直到太阳彻底落下山,林子里昏暗无光,他方才服下解药,蜷缩在地上半晌动弹不得。
腹痛如绞,他服的是如假包换的断肠毒药,没有给自己一点余地。
穆葭背靠树坐着,断掉的右腿被树枝紧紧固定住了。
那个疯子又赢了。
她将剩下的树枝整合在一起,点上篝火,四下安静,彼此没有一句话,只闻一旁溪流潺潺之声与树枝燃烧的脆响。
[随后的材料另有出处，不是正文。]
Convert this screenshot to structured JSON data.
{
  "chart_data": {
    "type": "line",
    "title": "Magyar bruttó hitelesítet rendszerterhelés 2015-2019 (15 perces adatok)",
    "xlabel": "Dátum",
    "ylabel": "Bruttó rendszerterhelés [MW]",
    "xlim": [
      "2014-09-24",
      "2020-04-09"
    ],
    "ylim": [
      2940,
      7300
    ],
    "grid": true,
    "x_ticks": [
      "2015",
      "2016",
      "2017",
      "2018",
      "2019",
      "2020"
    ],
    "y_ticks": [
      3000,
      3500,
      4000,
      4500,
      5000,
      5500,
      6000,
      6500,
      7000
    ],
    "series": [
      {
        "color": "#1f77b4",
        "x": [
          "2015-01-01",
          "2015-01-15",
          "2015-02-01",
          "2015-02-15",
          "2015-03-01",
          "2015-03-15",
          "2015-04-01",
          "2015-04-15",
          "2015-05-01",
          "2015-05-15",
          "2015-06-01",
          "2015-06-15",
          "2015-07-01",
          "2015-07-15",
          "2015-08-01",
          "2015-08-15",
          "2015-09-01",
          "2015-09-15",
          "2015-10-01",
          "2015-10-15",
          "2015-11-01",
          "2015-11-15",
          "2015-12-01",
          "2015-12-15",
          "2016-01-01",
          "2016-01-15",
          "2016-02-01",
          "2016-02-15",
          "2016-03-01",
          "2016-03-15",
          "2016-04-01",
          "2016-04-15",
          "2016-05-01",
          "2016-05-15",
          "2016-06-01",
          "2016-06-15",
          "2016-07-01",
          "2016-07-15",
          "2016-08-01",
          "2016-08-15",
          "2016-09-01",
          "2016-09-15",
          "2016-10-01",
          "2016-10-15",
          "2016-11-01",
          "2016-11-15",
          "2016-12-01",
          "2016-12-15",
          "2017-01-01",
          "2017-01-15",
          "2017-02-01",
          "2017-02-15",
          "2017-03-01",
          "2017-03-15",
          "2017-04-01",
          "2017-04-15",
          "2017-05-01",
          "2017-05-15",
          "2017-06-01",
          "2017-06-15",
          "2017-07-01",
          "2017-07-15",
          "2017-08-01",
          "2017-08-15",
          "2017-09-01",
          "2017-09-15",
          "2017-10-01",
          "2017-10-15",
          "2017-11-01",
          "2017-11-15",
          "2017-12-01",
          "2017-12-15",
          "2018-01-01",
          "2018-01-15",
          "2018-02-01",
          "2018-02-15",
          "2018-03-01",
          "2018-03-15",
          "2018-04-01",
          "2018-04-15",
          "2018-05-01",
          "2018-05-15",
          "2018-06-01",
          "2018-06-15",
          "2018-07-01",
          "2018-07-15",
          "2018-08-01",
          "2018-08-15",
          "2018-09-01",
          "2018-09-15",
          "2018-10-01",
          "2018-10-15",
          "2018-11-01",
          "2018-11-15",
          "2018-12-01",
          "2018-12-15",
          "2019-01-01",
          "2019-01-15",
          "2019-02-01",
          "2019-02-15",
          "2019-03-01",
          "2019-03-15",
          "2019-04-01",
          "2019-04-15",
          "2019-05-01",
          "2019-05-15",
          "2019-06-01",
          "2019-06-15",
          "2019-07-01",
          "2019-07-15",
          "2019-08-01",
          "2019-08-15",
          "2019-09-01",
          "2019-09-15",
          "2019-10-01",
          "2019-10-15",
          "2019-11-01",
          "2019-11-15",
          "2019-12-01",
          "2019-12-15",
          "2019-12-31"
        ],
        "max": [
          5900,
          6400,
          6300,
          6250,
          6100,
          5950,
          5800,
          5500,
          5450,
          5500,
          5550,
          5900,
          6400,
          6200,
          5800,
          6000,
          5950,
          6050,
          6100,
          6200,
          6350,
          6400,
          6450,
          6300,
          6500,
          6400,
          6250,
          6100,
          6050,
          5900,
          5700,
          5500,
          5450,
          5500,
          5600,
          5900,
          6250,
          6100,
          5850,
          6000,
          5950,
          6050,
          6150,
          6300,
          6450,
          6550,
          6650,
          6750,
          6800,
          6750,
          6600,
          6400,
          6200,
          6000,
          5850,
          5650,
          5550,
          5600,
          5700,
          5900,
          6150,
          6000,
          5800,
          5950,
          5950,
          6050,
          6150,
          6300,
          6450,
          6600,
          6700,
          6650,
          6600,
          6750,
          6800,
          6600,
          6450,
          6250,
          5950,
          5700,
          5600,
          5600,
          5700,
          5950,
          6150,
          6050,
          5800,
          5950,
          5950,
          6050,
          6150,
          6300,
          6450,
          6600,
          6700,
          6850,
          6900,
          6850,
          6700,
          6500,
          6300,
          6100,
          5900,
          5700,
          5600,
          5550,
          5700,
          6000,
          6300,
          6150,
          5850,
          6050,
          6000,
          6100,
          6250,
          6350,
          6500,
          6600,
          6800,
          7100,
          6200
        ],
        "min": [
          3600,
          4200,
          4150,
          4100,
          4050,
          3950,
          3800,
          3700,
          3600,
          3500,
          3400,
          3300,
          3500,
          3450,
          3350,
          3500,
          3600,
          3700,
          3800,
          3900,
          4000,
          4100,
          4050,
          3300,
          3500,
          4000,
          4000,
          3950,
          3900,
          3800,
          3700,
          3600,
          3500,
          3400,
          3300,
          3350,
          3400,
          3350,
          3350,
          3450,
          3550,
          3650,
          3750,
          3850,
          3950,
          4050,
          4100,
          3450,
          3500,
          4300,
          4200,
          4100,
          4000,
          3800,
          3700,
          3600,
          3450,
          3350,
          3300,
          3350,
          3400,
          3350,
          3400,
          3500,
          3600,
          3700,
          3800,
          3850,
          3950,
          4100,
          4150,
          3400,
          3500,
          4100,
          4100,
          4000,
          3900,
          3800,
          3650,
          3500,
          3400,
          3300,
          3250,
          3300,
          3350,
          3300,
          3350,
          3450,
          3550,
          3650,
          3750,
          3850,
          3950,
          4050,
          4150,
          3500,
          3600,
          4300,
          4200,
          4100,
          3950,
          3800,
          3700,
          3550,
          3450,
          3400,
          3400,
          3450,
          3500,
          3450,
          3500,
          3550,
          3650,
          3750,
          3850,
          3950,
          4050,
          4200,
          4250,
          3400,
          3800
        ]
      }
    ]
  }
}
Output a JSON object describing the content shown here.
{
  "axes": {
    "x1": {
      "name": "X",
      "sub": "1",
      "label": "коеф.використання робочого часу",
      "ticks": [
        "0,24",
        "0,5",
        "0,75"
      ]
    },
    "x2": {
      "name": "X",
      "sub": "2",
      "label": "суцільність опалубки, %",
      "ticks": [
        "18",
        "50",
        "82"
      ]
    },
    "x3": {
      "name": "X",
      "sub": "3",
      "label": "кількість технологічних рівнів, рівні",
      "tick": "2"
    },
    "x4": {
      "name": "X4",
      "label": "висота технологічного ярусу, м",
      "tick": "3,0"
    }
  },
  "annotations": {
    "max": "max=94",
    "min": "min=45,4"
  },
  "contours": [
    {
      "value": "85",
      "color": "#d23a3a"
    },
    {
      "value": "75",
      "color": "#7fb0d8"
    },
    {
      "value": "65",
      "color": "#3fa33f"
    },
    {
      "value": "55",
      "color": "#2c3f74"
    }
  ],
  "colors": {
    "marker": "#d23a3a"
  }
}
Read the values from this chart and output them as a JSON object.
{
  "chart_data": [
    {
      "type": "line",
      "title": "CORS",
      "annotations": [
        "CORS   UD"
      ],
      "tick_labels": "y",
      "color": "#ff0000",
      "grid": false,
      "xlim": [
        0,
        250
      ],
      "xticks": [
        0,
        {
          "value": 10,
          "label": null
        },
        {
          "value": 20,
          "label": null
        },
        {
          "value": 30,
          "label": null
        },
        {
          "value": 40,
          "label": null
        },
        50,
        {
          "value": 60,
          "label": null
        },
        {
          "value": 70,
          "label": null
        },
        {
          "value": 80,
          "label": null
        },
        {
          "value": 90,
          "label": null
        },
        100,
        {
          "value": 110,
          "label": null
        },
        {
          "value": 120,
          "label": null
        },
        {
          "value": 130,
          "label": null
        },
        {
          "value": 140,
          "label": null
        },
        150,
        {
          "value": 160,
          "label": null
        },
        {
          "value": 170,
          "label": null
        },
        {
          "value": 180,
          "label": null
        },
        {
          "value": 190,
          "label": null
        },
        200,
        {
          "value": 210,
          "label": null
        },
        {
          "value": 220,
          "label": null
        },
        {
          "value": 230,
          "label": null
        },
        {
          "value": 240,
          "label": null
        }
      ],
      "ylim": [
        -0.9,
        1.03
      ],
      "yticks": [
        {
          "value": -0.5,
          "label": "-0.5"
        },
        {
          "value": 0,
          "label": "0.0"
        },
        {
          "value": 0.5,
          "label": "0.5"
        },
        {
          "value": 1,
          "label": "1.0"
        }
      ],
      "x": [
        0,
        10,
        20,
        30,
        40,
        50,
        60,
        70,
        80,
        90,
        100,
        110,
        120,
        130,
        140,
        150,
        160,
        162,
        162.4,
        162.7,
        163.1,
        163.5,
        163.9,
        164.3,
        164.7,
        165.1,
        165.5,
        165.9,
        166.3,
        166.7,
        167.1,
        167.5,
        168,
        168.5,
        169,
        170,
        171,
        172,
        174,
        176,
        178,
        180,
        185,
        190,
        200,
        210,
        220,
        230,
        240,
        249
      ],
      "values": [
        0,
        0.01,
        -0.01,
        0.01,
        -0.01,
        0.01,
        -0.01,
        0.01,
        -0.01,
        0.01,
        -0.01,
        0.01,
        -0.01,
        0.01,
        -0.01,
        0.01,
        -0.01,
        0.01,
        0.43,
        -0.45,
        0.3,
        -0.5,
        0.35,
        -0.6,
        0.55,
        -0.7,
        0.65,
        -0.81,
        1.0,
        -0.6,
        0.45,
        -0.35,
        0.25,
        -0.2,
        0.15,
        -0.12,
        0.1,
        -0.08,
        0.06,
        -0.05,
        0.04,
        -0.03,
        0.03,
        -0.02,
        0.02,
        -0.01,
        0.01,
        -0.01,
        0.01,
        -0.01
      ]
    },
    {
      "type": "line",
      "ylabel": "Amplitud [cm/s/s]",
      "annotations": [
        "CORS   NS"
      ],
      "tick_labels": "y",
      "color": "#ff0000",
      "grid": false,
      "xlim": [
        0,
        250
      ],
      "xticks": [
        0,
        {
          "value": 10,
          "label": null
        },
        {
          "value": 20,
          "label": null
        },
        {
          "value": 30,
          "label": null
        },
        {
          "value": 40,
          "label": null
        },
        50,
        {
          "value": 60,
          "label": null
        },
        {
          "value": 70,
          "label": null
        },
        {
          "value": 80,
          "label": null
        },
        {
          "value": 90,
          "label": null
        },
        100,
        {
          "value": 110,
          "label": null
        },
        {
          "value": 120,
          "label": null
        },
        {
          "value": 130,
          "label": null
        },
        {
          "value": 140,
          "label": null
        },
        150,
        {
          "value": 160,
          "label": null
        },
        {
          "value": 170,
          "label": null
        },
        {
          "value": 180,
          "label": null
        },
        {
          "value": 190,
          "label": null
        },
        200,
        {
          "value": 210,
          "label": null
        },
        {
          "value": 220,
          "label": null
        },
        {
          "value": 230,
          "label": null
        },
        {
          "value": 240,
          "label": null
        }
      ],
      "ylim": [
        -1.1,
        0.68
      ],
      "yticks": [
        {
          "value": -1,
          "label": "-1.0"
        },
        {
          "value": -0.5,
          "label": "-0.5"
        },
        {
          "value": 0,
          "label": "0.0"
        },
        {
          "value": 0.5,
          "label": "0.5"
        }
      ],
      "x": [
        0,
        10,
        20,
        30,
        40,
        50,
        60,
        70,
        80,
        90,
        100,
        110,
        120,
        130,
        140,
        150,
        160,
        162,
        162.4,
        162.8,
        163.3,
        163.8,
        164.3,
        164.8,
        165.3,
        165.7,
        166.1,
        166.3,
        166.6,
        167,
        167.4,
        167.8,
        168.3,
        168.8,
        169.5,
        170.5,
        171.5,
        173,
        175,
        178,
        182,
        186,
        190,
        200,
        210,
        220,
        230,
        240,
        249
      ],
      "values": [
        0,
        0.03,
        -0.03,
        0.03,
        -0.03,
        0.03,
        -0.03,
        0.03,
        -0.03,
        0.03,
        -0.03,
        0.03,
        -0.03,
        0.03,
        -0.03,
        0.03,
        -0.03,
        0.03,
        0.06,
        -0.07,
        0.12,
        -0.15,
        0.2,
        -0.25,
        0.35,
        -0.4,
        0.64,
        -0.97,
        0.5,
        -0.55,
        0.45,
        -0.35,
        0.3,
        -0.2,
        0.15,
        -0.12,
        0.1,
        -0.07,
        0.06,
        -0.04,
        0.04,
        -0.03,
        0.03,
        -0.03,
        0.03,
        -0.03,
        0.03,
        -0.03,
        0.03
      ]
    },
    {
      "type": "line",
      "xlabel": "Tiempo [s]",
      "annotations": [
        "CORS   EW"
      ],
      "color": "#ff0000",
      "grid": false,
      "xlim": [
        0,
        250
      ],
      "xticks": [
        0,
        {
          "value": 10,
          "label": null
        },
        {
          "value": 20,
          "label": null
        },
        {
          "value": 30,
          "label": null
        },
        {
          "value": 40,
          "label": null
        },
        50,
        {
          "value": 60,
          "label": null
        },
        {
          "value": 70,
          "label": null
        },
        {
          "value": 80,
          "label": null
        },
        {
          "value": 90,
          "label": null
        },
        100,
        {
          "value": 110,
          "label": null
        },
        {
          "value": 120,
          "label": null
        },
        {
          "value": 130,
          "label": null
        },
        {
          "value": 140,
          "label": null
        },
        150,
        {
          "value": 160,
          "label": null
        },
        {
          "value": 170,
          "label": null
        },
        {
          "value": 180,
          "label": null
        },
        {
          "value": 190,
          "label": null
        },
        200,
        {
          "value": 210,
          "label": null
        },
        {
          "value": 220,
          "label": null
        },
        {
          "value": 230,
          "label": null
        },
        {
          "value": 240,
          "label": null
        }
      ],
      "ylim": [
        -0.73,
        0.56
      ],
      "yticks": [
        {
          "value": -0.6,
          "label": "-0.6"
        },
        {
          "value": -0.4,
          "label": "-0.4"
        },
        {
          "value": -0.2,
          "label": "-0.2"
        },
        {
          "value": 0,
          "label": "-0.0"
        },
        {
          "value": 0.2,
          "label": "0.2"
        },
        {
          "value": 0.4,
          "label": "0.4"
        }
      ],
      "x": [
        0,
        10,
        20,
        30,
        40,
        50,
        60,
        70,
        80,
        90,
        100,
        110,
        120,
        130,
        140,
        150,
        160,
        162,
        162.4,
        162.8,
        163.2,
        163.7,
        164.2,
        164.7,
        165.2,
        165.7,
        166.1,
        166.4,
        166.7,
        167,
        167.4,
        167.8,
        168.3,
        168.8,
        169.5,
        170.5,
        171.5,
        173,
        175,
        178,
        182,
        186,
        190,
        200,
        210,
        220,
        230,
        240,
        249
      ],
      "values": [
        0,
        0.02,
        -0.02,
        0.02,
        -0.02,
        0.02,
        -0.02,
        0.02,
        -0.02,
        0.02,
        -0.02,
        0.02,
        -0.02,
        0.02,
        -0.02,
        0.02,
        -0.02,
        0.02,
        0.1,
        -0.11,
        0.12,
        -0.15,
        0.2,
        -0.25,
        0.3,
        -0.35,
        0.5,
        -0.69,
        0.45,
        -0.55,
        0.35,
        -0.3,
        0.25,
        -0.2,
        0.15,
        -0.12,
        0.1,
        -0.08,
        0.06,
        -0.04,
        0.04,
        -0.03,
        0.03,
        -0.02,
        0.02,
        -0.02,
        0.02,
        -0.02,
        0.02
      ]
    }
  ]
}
直到月上树梢,丰楚攸才摇摇晃晃地爬起来,一步一顿地朝小溪走去。洗干净脸上嘴里的血,草草喝了两口溪水后,他用手捧起满满一捧水走过来。
可惜他身子虚弱,步伐摇摆不定,水荡出来一半,溜走一半,等送到她面前,已经不剩两滴。
穆葭嘴唇干涸,早已口渴。她指指上方:“去,摘片大些的叶子。”
他依言摘了来,穆葭将之叠了两叠,叠成可以蓄水的锥形。
终于喝到水,嗓子不再那么干痛,可话依然是不想说的。穆葭耐心等了一会儿,又次石子出手,打晕了只缩头缩脑的兔子。晚饭有了。
丰楚攸去捡了来。
“拿远点处理。”她如是吩咐,不想闻血腥味。
男人听话地提着兔子便走。
“等等。”穆葭撕下一片衣角,取了根燃烧的木棍,将布料缠在火烧那头。
“动作快一点,这火把没抹油,照不了多久。”
他接过火把,赶紧走远了。
丰楚攸很知道见好就收,一句话都不多说,她让干什么,他便干什么。